[jasode]

>Are we really running URL-unaware password managers in the year 2026?

URL-aware browser plugins for autofilling passwords can also make people _more_ susceptible to phishing.

The password managers plugins sometimes not working correctly changes the Bayesian probabilities in the mind such that username/password fields that remain unfilled becomes normal and expected for legitimate websites. If that happens enough, it inadvertently trains sophisticated computer-literate users to lower their guard when encountering true phishing websites in the future. I wrote more on how this happens to really smart technical people: https://news.ycombinator.com/item?id=45179643

Password browser plugins being imperfect can simultaneously increase AND decrease security because of interactions with human psychology.

[embedding-shape]

Even if autofill breaks, the moment it does, if you're security aware, is to actually read the URL you're at, not start copy-pasting like it's the wild west.

> autofilling passwords can also make people _more_ susceptible to phishing

No, it doesn't. What it does, is generally make people _less_ susceptible to phishing, but the moment you stop paying attention when autofill breaks, is the moment you can STILL get phished. But in 90% of the cases, the autofill will HELP you avoid getting phished.

What an absolutely bananas thing to say, that autofilling passwords make people more susceptible to phishing, completely wrong and borderline harmful to spread things like this.

[esseph]

It can also not "break", autofill your credentials, and in submission the data ends up going to the attacker (see my other comment on DOM-based clickjacking)

[embedding-shape]

This?

> The new technique detailed by Tóth essentially involves using a malicious script to manipulate UI elements in a web page that browser extensions inject into the DOM -- for example, auto-fill prompts, by making them invisible by setting their opacity to zero

The website is compromised, all bets are off at that point. Of course a password manager, regardless of how good it is, won't defeat the website itself being hacked before you enter your credentials.

That's not a "hijack of autofill", it's a "attacker can put whatever they want in the frontend", and nothing will protect users against that.

And even if that is an potential issue, using it as an argument why someone shouldn't use a password manager, feels like completely missing the larger picture here.

[esseph]

I never said someone should not use a password manager.

I'm pointing out that password manager autofill can be used in an attack without the person's knowledge.

The site itself does not have to be compromised btw, this could come through the device itself being compromised or a poisoned popup on a website without referrer checks. There are probably quite a few ways I haven't considered to be able to get this to work.

[dns_snek]

I don't think your other comment supports your assertion.
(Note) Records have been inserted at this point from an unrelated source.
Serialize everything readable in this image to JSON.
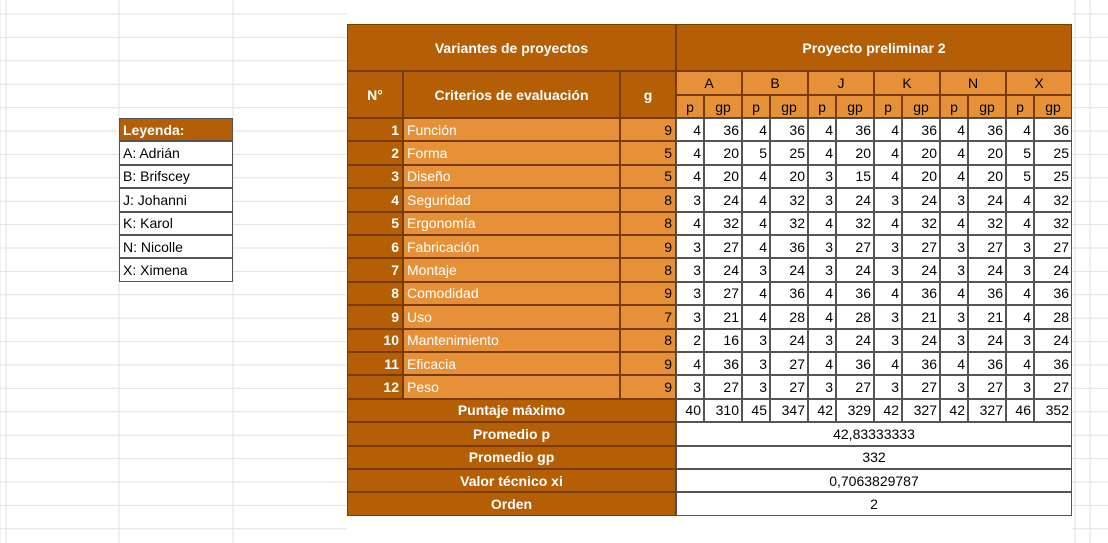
{
  "legend": {
    "title": "Leyenda:",
    "items": [
      "A: Adrián",
      "B: Brifscey",
      "J: Johanni",
      "K: Karol",
      "N: Nicolle",
      "X: Ximena"
    ]
  },
  "table": {
    "title_left": "Variantes de proyectos",
    "title_right": "Proyecto preliminar 2",
    "col_no": "N°",
    "col_criteria": "Criterios de evaluación",
    "col_g": "g",
    "groups": [
      "A",
      "B",
      "J",
      "K",
      "N",
      "X"
    ],
    "sub_p": "p",
    "sub_gp": "gp",
    "rows": [
      {
        "n": "1",
        "criterio": "Función",
        "g": "9",
        "vals": [
          "4",
          "36",
          "4",
          "36",
          "4",
          "36",
          "4",
          "36",
          "4",
          "36",
          "4",
          "36"
        ]
      },
      {
        "n": "2",
        "criterio": "Forma",
        "g": "5",
        "vals": [
          "4",
          "20",
          "5",
          "25",
          "4",
          "20",
          "4",
          "20",
          "4",
          "20",
          "5",
          "25"
        ]
      },
      {
        "n": "3",
        "criterio": "Diseño",
        "g": "5",
        "vals": [
          "4",
          "20",
          "4",
          "20",
          "3",
          "15",
          "4",
          "20",
          "4",
          "20",
          "5",
          "25"
        ]
      },
      {
        "n": "4",
        "criterio": "Seguridad",
        "g": "8",
        "vals": [
          "3",
          "24",
          "4",
          "32",
          "3",
          "24",
          "3",
          "24",
          "3",
          "24",
          "4",
          "32"
        ]
      },
      {
        "n": "5",
        "criterio": "Ergonomía",
        "g": "8",
        "vals": [
          "4",
          "32",
          "4",
          "32",
          "4",
          "32",
          "4",
          "32",
          "4",
          "32",
          "4",
          "32"
        ]
      },
      {
        "n": "6",
        "criterio": "Fabricación",
        "g": "9",
        "vals": [
          "3",
          "27",
          "4",
          "36",
          "3",
          "27",
          "3",
          "27",
          "3",
          "27",
          "3",
          "27"
        ]
      },
      {
        "n": "7",
        "criterio": "Montaje",
        "g": "8",
        "vals": [
          "3",
          "24",
          "3",
          "24",
          "3",
          "24",
          "3",
          "24",
          "3",
          "24",
          "3",
          "24"
        ]
      },
      {
        "n": "8",
        "criterio": "Comodidad",
        "g": "9",
        "vals": [
          "3",
          "27",
          "4",
          "36",
          "4",
          "36",
          "4",
          "36",
          "4",
          "36",
          "4",
          "36"
        ]
      },
      {
        "n": "9",
        "criterio": "Uso",
        "g": "7",
        "vals": [
          "3",
          "21",
          "4",
          "28",
          "4",
          "28",
          "3",
          "21",
          "3",
          "21",
          "4",
          "28"
        ]
      },
      {
        "n": "10",
        "criterio": "Mantenimiento",
        "g": "8",
        "vals": [
          "2",
          "16",
          "3",
          "24",
          "3",
          "24",
          "3",
          "24",
          "3",
          "24",
          "3",
          "24"
        ]
      },
      {
        "n": "11",
        "criterio": "Eficacia",
        "g": "9",
        "vals": [
          "4",
          "36",
          "3",
          "27",
          "4",
          "36",
          "4",
          "36",
          "4",
          "36",
          "4",
          "36"
        ]
      },
      {
        "n": "12",
        "criterio": "Peso",
        "g": "9",
        "vals": [
          "3",
          "27",
          "3",
          "27",
          "3",
          "27",
          "3",
          "27",
          "3",
          "27",
          "3",
          "27"
        ]
      }
    ],
    "puntaje_label": "Puntaje máximo",
    "puntaje_vals": [
      "40",
      "310",
      "45",
      "347",
      "42",
      "329",
      "42",
      "327",
      "42",
      "327",
      "46",
      "352"
    ],
    "summary": [
      {
        "label": "Promedio p",
        "value": "42,83333333"
      },
      {
        "label": "Promedio gp",
        "value": "332"
      },
      {
        "label": "Valor técnico xi",
        "value": "0,7063829787"
      },
      {
        "label": "Orden",
        "value": "2"
      }
    ]
  },
  "colors": {
    "header": "#b45f06",
    "subheader": "#e69138",
    "gridline": "#e2e2e2"
  }
}
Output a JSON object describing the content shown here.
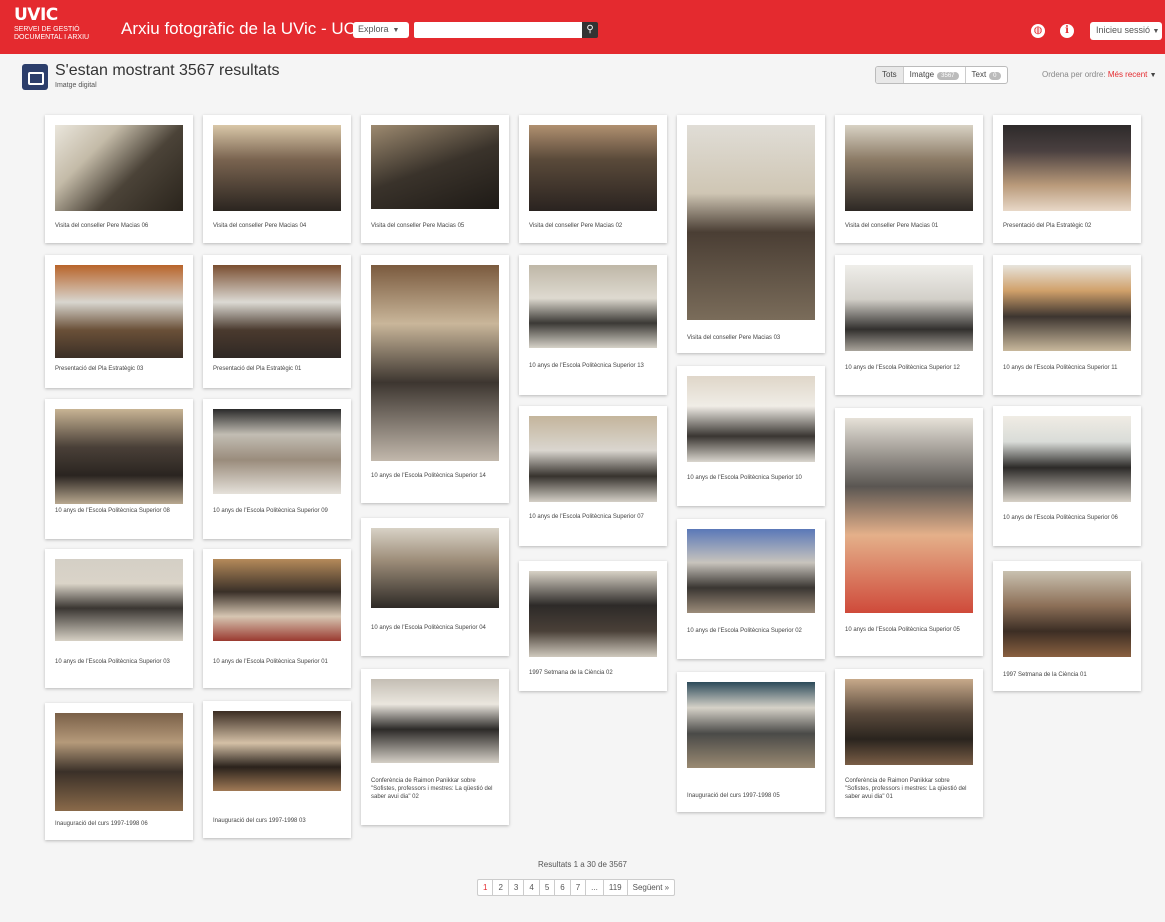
{
  "header": {
    "logo_main": "UVIC",
    "logo_sub1": "SERVEI DE GESTIÓ",
    "logo_sub2": "DOCUMENTAL I ARXIU",
    "site_title": "Arxiu fotogràfic de la UVic - UCC",
    "explore_label": "Explora",
    "search_placeholder": "",
    "login_label": "Inicieu sessió"
  },
  "results": {
    "title": "S'estan mostrant 3567 resultats",
    "subtitle": "Imatge digital"
  },
  "filters": {
    "all_label": "Tots",
    "image_label": "Imatge",
    "image_count": "3567",
    "text_label": "Text",
    "text_count": "0"
  },
  "sort": {
    "label": "Ordena per ordre:",
    "value": "Més recent"
  },
  "items": [
    "Visita del conseller Pere Macias 06",
    "Visita del conseller Pere Macias 04",
    "Visita del conseller Pere Macias 05",
    "Visita del conseller Pere Macias 02",
    "Visita del conseller Pere Macias 03",
    "Visita del conseller Pere Macias 01",
    "Presentació del Pla Estratègic 02",
    "Presentació del Pla Estratègic 03",
    "Presentació del Pla Estratègic 01",
    "10 anys de l'Escola Politècnica Superior 14",
    "10 anys de l'Escola Politècnica Superior 13",
    "10 anys de l'Escola Politècnica Superior 12",
    "10 anys de l'Escola Politècnica Superior 11",
    "10 anys de l'Escola Politècnica Superior 08",
    "10 anys de l'Escola Politècnica Superior 09",
    "10 anys de l'Escola Politècnica Superior 07",
    "10 anys de l'Escola Politècnica Superior 10",
    "10 anys de l'Escola Politècnica Superior 05",
    "10 anys de l'Escola Politècnica Superior 06",
    "10 anys de l'Escola Politècnica Superior 03",
    "10 anys de l'Escola Politècnica Superior 01",
    "10 anys de l'Escola Politècnica Superior 04",
    "1997 Setmana de la Ciència 02",
    "10 anys de l'Escola Politècnica Superior 02",
    "1997 Setmana de la Ciència 01",
    "Inauguració del curs 1997-1998 06",
    "Inauguració del curs 1997-1998 03",
    "Conferència de Raimon Panikkar sobre \"Sofistes, professors i mestres: La qüestió del saber avui dia\" 02",
    "Inauguració del curs 1997-1998 05",
    "Conferència de Raimon Panikkar sobre \"Sofistes, professors i mestres: La qüestió del saber avui dia\" 01"
  ],
  "pagination": {
    "summary": "Resultats 1 a 30 de 3567",
    "pages": [
      "1",
      "2",
      "3",
      "4",
      "5",
      "6",
      "7",
      "...",
      "119"
    ],
    "next_label": "Següent »"
  }
}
I've experienced Bitwarden failing to auto-fill due to quirks on websites, but I've never seen it fail to identify the domain correctly.

You link to Bitwarden's issues mentioning autofill and while it's true that autofill might break, if you click on the extension icon it's going to present you with a list of credentials for the current domain and give you options to quickly copy the username and password to your clipboard.

If that list is empty then I'm immediately put on high alert for phishing, but so far it's always been due to the website changing its URL/domain. I retrace my steps, make sure I'm on the right domain, then I have to explicitly search for the old entry and update it with the new URL.

That said, I've seen people do: Empty account list -> The darn password manager is misbehaving again -> Search and copy the password. I wouldn't consider those people to be sophisticated users since they're misunderstanding and defying the safety mechanisms.

[ziml77]

Wrong. If my password manager doesn't auto-fill I'm am immediately far more wary. If I didn't have any URL matching in the password manager then I would very quickly stop paying close enough attention to the URL because I'd have to do it too frequently.